Have been reading through the Gospels again this summer seeking to understand better how Jesus goes about dealing with peoples’ fears. Jesus does his share throughout the Gospels of saying “fear not” but he uses a far more subtle language than this for the most part when confronted with fearful people. His is more often the power of suggestion than that of command.
Good case in point is found in the story of the Gerasene demoniac, as reported in Matthew, Mark, and Luke. For example, Luke writes in 8:26-39 about how fearful the man himself was of losing his demons. I suspect this is much like the miserable alcoholic who fears losing his alcohol. Who likes withdrawal pains or shakes? Yet, Jesus had not commanded the man to do anything. He rather “commanded the evil sprit to come out of him” — LK 8:29. Jesus wasn’t talking to the man. He was talking to the man’s problem. In my practice of Narrative Psychotherapy, we have a saying, “You are not your problem. Your problem is your problem.” So the first step Jesus takes in healing people is to externalize their problem. Most typically, he calls the problem by its own name. So in this case, Jesus asks the problem, “What is your name?” Demon says “Legion” because there were many of them.
Notice how frightened Legion is (or would that be are?) of Jesus. Starting in LK 8:31 we read, “And they begged him repeatedly not to order them to go into the Abyss. A large herd of pigs was feeding there on the hillside. The demons begged Jesus to let them go into them, and he gave them permission.” Next, they went into the pigs who got scared and ran off the side of a cliff overlooking the sea. They all drowned. And, meanwhile, the man himself, we read in v. 38, begged Jesus for something different.
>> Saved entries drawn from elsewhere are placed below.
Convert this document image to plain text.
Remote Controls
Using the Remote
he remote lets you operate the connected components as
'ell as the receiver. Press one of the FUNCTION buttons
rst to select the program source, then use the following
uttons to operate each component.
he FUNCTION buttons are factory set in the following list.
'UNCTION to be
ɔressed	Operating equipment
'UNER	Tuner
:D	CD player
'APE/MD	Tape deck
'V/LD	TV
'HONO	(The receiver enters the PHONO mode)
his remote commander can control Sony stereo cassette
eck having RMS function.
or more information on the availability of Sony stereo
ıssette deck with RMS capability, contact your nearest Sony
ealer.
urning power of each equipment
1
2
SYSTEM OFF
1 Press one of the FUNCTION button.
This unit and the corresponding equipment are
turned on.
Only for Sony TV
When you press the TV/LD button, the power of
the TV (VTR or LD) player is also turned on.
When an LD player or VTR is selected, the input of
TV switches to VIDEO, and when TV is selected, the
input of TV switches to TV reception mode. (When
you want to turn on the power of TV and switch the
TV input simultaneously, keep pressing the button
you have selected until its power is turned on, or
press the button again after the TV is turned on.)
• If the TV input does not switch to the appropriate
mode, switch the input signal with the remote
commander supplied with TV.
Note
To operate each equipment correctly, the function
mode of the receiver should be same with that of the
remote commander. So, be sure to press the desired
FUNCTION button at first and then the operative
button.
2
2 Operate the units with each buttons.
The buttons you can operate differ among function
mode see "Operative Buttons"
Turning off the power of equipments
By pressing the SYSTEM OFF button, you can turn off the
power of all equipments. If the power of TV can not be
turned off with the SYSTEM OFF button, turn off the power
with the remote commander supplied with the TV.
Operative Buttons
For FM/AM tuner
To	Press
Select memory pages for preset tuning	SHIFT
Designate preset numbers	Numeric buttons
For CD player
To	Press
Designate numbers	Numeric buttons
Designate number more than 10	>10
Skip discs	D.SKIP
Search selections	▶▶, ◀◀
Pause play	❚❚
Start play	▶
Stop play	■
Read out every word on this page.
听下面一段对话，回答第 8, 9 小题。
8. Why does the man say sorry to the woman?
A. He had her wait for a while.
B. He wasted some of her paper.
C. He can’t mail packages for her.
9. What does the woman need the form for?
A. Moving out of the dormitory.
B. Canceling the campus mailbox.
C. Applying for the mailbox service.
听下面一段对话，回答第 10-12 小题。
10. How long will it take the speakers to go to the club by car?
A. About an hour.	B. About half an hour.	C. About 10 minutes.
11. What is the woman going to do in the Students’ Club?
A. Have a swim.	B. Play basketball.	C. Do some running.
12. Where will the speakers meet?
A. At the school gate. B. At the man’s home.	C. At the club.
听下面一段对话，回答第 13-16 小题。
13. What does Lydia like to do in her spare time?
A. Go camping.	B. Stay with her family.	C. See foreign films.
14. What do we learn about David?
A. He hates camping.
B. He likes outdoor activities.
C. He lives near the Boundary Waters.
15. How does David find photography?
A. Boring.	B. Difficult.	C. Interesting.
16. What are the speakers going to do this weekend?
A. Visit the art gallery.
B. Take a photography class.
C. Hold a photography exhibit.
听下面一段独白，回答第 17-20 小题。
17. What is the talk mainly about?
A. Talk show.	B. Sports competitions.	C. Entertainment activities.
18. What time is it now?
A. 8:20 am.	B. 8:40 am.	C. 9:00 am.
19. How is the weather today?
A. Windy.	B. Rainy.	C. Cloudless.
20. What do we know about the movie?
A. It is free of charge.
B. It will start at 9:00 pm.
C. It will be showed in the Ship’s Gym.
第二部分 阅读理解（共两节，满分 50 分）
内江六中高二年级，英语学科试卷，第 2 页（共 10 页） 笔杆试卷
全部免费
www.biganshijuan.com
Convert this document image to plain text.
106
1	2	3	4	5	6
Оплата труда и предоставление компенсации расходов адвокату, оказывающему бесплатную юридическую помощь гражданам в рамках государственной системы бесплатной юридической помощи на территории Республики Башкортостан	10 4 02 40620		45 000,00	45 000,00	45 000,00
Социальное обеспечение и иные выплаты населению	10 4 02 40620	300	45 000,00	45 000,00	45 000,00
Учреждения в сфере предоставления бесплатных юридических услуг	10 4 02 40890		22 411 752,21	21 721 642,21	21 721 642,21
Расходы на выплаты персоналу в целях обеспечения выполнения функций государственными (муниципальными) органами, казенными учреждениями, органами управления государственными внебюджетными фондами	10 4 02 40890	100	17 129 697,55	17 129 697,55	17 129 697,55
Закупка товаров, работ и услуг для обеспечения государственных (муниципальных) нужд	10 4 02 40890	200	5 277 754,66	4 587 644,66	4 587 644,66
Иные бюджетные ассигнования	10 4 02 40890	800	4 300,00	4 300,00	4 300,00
He begged to go with Jesus and become his follower. (Actually, he ends up going out and telling the townspeople all about “how much Jesus had done for him” and the news of Jesus’s healing powers spread.)
Lots of fears in this story. Oh, and did I mention the townspeople themselves were terribly afraid of this demon-possessed resident of their community? What the story can teach us is that there are two ways of dealing with fear. One way is to seek out our own control. The other is to find God’s own influence within us. Huge difference between those two! Here’s what I mean.
Let’s look first at the control issues. Actually, there are two. One is called “fight” and the other “flight.” The man himself typically fled to the town’s cemetery, yet when Jesus arrived in town he came out to meet him. Actually, to fight at the top of his voice for the right to hold on to his problem. Ever know any angry addicts fighting to keep on using? Ever notice how when any of us lose control over something, we fight even harder to be in control rather than accepting our loss? But then there were the townspeople and their fears of this demoniac among them. Verse 29 tells us they had this poor dude “chained hand and foot and kept under guard, [but] he had broken his chains.” Yikes! A good Hollywood script, perhaps? Chains were their way of “fighting” to deal with their own fears. Then came the pigs. They got scared when the demons entered them and used “flight” to run away to their own deaths. Let’s see Hollywood do that scene. And, finally, the townspeople then directed their old fear away from the demoniac and at Jesus himself, asking him to leave town. Which he did. You see, fears can become our lifestyle after awhile. We can become as addicted to fear as to anything else, and fight to switch fears like an alcoholic switches from whiskey to wine, or a gambler from poker to blackjack.
You following me so far? If so, let’s all follow Jesus and what he’d hope to teach us about dealing with peoples’ fears, our own included. Instead of avoiding the demoniac (flight) and instead of seeking control over the demoniac (fight), Jesus heals by means of loving influence. Not fearful control, but loving influence. Huge difference! He uses the power of suggestion rather than the power of commandment. Lets the demons talk for themselves, but NOT for the man. Let’s them decide to enter into the pigs. Gives them permission to do so. Notice Jesus never tells them they should do anything. Just come out of the man. Everything else was up to them. Pretty subtle, huh?
Bottom line is this: perfect love is always pretty subtle. Not commanding or demanding or controlling. That’s the stuff of fear itself. Love is different from fear. Hugely different! “There is no fear in love. But perfect love casts out fear, because fear has to do with punishment. The one who fears is not made perfect in love” – I John 4:18. Do we fear today? Do we have to deal with others who are afraid? Do we want to follow the Jesus way of dealing with fears? We can if we are willing to let go of control over other people or situations, and hold on to God’s loving influence in and through our lives. The power of suggestion. Subtle. Loving. Healing.